Conservation Agreement Promotes Indigenous Stewardship
A new conservation agreement between UAC and the Ashéninka community of Dulce Gloria focuses on planning, vigilance, and sustainable livelihood initiatives.
The community of Dulce Gloria is located in the headwaters of the Yurúa River, in one of the most remote parts of the Peruvian Amazon. It covers more than 35,000 hectares of intact forest, and shares a border with both the Yurua Communal Conservation Concession and the Murunahua Indigenous Reserve for isolated tribes. This Ashéninka community of approximately 300 people has long had a strong conservation ethic, and serves as an example to the other 15 Yurua communities.
In January, we signed an agreement with Dulce Gloria to help implement various activities to promote sustainable and profitable economic activities while strengthening its capacity to protect its lands as well as the adjacent protected areas. Initial activities will include leading development of a “Life Plan,” a several-week participatory process that will help the community strategize about their future by answering: Who we are? What do we want? And how do we do it?
The Life Plan will identify priority, future projects that utilize abundant resources in both a sustainable and profitable manner. Among these will be a fishing project that the community already identified as a priority.
”The communities of Yurúa must carry out projects with a sustainable approach. We in Dulce Gloria are now starting the community fishing pilot project. I talk a lot with the community members that we need to work, because if we want to eat cassava, we must first plant our fields to be able to eat, that is what I always tell my community members. Thanks to the agreement signed with Upper Amazon Conservancy, we are achieving the implementation of our project. Now since we have this opportunity, we are going to take advantage of it to grow and increase our production to improve our quality of life in the community."
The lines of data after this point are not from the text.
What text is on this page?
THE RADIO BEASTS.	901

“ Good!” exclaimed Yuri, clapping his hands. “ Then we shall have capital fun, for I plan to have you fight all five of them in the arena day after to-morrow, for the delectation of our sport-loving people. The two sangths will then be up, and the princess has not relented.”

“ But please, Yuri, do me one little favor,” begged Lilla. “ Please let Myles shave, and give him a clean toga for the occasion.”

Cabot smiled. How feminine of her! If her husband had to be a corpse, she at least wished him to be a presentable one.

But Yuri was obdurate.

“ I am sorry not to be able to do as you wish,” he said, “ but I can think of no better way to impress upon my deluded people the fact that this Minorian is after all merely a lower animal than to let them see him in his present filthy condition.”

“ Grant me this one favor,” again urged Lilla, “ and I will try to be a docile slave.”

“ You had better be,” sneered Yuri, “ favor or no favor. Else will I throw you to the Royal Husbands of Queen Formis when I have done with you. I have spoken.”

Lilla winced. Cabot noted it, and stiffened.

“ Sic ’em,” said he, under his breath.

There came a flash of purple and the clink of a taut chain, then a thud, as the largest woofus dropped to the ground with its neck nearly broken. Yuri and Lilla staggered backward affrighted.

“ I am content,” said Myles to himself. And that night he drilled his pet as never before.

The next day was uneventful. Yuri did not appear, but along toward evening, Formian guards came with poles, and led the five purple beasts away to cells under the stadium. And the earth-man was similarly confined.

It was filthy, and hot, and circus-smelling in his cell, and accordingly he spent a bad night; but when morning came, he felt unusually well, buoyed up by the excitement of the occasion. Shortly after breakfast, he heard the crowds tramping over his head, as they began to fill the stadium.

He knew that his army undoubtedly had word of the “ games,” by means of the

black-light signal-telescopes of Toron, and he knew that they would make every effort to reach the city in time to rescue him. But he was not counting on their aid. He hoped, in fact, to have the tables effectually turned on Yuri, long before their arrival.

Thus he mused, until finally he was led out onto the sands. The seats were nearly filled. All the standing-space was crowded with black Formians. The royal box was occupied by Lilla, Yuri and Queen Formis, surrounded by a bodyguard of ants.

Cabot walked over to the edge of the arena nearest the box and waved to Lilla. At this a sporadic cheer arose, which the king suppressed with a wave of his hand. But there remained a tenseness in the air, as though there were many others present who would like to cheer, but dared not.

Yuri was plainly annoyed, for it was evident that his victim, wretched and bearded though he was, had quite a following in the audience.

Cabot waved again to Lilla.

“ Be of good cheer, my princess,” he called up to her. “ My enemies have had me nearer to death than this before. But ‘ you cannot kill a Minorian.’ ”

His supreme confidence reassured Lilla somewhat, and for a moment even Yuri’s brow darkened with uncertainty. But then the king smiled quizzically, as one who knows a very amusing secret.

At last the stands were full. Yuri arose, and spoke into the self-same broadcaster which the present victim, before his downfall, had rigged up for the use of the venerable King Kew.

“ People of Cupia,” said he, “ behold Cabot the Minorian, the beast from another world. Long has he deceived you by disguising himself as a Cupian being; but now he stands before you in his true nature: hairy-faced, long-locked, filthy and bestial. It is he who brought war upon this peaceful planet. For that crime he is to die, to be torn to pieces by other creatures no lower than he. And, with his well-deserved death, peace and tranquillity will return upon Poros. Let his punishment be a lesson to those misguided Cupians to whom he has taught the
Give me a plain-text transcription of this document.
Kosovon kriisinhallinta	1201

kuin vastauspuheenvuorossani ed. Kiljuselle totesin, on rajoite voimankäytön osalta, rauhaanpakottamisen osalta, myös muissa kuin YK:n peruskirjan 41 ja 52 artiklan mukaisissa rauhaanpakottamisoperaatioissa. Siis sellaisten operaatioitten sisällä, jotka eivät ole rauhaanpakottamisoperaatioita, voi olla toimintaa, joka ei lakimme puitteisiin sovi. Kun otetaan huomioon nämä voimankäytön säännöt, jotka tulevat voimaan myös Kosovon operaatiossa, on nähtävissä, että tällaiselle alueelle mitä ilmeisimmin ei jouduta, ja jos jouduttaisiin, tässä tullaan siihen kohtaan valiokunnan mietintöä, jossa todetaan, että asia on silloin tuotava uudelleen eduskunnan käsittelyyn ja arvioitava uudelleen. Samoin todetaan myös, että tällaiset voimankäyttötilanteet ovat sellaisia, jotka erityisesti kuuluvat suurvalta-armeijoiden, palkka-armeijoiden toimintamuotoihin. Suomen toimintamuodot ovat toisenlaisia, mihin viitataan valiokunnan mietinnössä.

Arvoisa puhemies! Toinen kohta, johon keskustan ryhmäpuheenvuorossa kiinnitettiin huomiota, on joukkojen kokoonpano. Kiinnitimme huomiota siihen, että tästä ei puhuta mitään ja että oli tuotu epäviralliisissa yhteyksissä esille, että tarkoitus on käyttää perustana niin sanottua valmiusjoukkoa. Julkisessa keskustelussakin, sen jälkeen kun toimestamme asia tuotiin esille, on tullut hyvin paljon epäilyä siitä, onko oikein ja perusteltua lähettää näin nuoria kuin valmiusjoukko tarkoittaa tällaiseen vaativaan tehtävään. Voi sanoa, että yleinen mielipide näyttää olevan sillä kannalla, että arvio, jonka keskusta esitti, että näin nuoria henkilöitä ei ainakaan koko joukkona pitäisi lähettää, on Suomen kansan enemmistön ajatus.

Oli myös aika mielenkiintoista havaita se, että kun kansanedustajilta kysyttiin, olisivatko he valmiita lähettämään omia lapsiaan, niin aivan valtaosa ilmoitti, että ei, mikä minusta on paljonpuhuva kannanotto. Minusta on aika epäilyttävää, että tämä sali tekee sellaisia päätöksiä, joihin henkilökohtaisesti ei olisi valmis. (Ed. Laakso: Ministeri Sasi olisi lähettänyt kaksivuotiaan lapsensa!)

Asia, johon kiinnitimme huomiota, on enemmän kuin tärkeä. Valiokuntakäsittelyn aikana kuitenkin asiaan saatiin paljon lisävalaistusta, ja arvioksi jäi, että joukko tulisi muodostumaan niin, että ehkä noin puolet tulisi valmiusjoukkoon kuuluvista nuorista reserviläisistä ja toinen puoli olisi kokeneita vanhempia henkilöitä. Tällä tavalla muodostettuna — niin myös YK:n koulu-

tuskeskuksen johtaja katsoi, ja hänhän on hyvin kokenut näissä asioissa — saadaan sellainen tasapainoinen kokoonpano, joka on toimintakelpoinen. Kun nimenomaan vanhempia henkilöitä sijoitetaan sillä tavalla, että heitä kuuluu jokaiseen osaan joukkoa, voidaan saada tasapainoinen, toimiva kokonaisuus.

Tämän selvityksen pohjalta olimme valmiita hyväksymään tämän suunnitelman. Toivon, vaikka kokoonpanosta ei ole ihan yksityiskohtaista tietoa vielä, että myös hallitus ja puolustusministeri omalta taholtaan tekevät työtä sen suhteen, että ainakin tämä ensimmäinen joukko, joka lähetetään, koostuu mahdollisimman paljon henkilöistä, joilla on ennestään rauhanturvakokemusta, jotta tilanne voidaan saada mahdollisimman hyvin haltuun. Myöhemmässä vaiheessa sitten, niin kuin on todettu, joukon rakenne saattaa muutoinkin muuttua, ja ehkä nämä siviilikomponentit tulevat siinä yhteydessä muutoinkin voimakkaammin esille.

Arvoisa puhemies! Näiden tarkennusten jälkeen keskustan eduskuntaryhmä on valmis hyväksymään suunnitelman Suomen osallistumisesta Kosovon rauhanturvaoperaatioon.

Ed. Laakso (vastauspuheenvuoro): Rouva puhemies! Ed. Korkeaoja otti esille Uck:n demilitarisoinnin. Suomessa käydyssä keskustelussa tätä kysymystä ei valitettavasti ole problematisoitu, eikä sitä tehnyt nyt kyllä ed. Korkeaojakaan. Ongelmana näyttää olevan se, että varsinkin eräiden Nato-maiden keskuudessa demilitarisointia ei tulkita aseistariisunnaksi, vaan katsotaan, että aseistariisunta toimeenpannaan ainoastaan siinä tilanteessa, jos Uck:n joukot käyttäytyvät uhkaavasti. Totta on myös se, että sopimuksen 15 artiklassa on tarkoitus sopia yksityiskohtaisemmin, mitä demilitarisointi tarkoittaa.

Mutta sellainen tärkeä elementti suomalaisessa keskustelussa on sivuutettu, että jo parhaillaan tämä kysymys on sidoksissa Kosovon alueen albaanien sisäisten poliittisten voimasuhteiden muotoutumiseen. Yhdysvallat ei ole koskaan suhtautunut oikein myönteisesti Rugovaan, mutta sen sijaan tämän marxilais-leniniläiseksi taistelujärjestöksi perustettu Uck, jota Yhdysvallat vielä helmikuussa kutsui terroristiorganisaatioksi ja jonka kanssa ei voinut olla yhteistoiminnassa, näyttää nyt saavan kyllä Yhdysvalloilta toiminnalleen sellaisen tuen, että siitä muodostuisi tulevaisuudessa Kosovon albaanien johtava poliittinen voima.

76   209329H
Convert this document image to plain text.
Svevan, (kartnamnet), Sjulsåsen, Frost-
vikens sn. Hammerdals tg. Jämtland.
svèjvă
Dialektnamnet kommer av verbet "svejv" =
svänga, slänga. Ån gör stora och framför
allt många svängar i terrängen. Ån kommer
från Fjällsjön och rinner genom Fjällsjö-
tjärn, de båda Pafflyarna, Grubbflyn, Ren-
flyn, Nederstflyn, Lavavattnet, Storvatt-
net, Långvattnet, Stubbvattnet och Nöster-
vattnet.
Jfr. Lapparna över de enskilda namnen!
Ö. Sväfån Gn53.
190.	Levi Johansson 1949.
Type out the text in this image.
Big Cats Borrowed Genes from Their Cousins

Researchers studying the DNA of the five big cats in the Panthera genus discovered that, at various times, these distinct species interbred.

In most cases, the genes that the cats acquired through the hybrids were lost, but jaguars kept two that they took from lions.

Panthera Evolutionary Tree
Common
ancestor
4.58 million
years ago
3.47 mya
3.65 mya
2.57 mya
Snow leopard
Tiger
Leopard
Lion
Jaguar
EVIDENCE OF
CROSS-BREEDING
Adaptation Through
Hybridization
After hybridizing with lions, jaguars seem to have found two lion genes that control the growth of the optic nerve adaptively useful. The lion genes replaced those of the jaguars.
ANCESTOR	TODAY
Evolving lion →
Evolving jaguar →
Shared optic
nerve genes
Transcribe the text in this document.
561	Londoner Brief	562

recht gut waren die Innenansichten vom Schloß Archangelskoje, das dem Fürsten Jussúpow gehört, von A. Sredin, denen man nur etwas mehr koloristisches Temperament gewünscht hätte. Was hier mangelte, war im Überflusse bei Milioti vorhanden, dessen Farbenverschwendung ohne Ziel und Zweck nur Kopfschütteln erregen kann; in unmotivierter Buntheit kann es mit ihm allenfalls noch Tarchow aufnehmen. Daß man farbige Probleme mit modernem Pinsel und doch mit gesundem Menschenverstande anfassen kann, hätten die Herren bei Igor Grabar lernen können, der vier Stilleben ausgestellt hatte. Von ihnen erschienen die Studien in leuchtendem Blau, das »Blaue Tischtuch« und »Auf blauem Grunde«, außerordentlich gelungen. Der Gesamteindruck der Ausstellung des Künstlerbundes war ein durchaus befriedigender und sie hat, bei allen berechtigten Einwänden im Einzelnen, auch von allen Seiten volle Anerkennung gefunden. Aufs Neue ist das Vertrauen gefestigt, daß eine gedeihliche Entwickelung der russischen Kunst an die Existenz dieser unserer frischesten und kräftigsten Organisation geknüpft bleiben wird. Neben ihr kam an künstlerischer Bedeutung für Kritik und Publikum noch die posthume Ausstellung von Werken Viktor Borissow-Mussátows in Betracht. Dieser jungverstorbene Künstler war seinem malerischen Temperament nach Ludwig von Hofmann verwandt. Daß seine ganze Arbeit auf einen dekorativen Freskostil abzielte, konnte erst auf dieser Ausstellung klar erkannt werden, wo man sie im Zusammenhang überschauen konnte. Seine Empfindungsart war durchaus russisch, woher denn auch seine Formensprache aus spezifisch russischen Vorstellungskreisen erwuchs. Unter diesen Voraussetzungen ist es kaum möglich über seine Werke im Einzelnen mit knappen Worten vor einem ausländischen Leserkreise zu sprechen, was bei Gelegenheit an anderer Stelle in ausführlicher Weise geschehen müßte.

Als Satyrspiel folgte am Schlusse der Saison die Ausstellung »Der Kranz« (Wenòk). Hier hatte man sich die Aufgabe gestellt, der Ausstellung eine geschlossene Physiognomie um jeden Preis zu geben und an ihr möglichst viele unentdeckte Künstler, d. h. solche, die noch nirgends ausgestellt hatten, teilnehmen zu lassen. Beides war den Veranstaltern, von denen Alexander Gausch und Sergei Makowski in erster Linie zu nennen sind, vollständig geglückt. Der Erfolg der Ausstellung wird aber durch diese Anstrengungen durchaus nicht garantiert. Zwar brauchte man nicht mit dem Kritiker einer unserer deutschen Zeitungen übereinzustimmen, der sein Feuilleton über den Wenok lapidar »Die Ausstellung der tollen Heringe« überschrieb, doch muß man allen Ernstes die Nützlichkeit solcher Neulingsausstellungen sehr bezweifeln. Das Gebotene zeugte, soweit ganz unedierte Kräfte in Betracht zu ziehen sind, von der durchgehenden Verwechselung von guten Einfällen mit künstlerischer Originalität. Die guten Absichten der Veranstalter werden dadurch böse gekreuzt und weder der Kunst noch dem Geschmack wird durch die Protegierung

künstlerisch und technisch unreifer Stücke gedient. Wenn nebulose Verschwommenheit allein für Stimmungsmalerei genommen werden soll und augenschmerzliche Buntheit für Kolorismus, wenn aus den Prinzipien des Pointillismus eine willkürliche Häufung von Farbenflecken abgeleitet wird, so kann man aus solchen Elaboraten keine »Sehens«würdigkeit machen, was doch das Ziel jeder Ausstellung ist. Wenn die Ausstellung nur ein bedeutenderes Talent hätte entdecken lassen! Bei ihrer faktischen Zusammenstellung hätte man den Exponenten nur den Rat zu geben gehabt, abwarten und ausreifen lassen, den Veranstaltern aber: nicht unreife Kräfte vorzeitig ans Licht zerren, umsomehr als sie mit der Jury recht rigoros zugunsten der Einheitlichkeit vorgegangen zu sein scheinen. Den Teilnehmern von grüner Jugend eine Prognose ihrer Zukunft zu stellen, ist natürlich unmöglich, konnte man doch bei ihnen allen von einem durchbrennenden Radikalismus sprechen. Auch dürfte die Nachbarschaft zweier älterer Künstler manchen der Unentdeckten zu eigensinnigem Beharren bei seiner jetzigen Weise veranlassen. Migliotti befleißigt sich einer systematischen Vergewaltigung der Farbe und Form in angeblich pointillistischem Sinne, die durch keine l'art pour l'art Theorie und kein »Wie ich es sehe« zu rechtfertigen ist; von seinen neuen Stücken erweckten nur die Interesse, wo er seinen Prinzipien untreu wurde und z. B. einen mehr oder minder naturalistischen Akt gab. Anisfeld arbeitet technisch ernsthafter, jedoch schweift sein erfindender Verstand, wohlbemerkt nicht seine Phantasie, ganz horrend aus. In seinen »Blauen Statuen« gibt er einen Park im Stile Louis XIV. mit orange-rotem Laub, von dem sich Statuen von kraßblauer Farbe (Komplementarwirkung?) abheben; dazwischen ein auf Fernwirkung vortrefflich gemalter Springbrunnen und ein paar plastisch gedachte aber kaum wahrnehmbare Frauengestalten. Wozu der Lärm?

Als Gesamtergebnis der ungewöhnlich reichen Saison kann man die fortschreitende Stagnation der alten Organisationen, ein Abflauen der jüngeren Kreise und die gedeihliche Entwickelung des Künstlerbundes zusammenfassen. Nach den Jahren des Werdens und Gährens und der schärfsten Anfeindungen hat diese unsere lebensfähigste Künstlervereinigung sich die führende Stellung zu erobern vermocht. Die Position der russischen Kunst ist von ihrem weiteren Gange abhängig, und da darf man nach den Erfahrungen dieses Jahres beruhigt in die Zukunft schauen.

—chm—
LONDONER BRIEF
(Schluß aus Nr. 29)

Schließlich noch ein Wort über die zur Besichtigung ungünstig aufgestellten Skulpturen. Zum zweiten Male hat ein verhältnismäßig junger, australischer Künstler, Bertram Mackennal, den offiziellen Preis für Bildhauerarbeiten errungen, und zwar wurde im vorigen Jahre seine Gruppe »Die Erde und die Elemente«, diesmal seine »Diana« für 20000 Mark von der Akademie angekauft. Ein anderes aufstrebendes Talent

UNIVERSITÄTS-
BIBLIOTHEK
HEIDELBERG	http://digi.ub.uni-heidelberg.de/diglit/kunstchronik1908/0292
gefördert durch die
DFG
–Arlindo Ruiz, chief of the Ashéninka Community of Dulce Gloria.
In February, we began training men and women sustainably manage fishing activities in the community’s many oxbow lakes. Among the project’s objectives is to enable the community to bring fresh fish to market in the region’s small town of Puerto Breu, a several day trip downstream, before spoiling, thus increasing the price they receive from store owners and other buyers. Initial investments included a freezer and solar power system.
This small investment is allowing community members to increase income from fish, while generating new interest in the sustainable management of Dulce Gloria’s abundant resources.